Mais la mort n’est pas le seul événement qui puisse troubler une communauté. Il y a, pour les hommes, bien d’autres occasions de s’attrister ou de s’angoisser, et, par conséquent, on peut prévoir que même les Australiens connaissent et pratiquent d’autres rites piaculaires que le deuil. Il est, cependant, remarquable qu’on n’en trouve, dans les récits des observateurs, qu’un petit nombre d’exemples.
Un premier rite de ce genre ressemble de très près à ceux qui viennent d’être étudiés.

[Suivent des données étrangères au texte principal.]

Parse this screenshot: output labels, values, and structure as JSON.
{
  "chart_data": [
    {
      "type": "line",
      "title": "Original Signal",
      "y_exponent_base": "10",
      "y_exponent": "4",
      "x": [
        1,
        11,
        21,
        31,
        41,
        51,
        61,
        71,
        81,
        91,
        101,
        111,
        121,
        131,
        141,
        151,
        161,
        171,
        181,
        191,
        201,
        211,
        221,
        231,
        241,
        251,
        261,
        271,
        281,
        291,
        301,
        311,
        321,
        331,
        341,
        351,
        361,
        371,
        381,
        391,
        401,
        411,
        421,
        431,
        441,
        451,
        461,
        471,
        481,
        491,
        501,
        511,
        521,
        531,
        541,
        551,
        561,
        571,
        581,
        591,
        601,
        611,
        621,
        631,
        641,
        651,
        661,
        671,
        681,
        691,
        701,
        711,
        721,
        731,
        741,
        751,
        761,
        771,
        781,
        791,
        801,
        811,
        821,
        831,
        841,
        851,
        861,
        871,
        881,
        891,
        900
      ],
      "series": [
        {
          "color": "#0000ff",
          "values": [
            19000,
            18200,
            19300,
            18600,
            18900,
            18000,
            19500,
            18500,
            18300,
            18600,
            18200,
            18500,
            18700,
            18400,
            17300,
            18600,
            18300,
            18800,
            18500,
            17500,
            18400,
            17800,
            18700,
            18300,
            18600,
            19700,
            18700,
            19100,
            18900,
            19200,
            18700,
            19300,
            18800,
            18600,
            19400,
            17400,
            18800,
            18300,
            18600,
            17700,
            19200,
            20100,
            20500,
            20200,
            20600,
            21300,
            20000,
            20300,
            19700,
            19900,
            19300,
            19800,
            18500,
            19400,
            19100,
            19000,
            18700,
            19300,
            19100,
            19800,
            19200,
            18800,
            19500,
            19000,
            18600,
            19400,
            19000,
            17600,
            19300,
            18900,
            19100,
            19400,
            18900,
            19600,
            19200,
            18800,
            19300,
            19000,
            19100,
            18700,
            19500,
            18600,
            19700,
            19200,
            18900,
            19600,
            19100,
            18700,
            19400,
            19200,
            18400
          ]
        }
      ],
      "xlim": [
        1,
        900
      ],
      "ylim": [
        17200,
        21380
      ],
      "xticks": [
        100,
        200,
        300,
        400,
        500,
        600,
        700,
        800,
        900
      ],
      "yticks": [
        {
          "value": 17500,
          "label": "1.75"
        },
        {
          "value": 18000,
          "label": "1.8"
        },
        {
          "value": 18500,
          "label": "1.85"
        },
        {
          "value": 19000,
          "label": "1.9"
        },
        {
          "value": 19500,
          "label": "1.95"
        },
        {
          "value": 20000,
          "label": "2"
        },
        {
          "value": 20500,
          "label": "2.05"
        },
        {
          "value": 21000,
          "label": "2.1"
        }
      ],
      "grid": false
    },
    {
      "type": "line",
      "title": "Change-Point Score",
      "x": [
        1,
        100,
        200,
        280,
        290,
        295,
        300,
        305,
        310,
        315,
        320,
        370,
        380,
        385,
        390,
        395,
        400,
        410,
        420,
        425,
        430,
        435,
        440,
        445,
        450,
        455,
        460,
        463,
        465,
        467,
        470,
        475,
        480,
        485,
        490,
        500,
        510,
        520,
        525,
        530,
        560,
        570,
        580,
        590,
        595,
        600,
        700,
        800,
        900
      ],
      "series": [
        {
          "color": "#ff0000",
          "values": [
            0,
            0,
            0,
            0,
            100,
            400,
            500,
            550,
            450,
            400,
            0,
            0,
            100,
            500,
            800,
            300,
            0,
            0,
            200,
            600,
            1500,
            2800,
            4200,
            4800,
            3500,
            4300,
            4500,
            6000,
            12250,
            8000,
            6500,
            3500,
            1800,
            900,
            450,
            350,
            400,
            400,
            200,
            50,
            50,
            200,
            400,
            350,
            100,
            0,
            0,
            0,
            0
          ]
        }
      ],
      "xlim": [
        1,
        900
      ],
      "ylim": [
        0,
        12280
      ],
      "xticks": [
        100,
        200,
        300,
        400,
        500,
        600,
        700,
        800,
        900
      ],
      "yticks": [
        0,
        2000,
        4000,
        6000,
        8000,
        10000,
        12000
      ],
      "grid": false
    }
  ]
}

On se rappelle comment, chez les Arunta, chaque groupe local attribue des vertus exceptionnellement importantes à sa collection de churinga : c’est un palladium collectif au sort duquel le sort même de la collectivité passe pour être lié. Aussi, quand des ennemis ou des blancs réussissent à dérober un de ces trésors religieux, cette perte est-elle considérée comme une calamité publique. Or ce malheur est l’occasion d’un rite qui a tous les caractères d’un deuil : on s’enduit le corps de terre de pipe blanche et on reste au camp pendant deux semaines à pleurer et à se lamenter
Une autre circonstance qui donne lieu à des cérémonies de même nature est l’état de détresse ou se trouve la société à la suite de récoltes insuffisantes. « Les indigènes qui habitent les environs du lac Eyre, dit Eylmann, cherchent également à conjurer l’insuffisance des ressources alimentaires au moyen de cérémonies secrètes. Mais plusieurs des pratiques rituelles qu’on observe dans cette région se distinguent de celles dont il a été précédemment question : ce n’est pas par des danses symboliques, par des mouvements mimétiques ni par des décorations éblouissantes que l’on cherche à agir sur les puissances religieuses ou sur les forces de la nature, mais au moyen de souffrances que les individus s’infligent à eux-mêmes. Dans les territoires du nord, c’est aussi par des tortures, telles que jeûnes prolongés, veilles, danses poursuivies jusqu’à l’épuisement des danseurs, douleurs physiques de toute sorte, que l’on s’efforce d’apaiser les puissances qui sont mal disposées pour les hommes »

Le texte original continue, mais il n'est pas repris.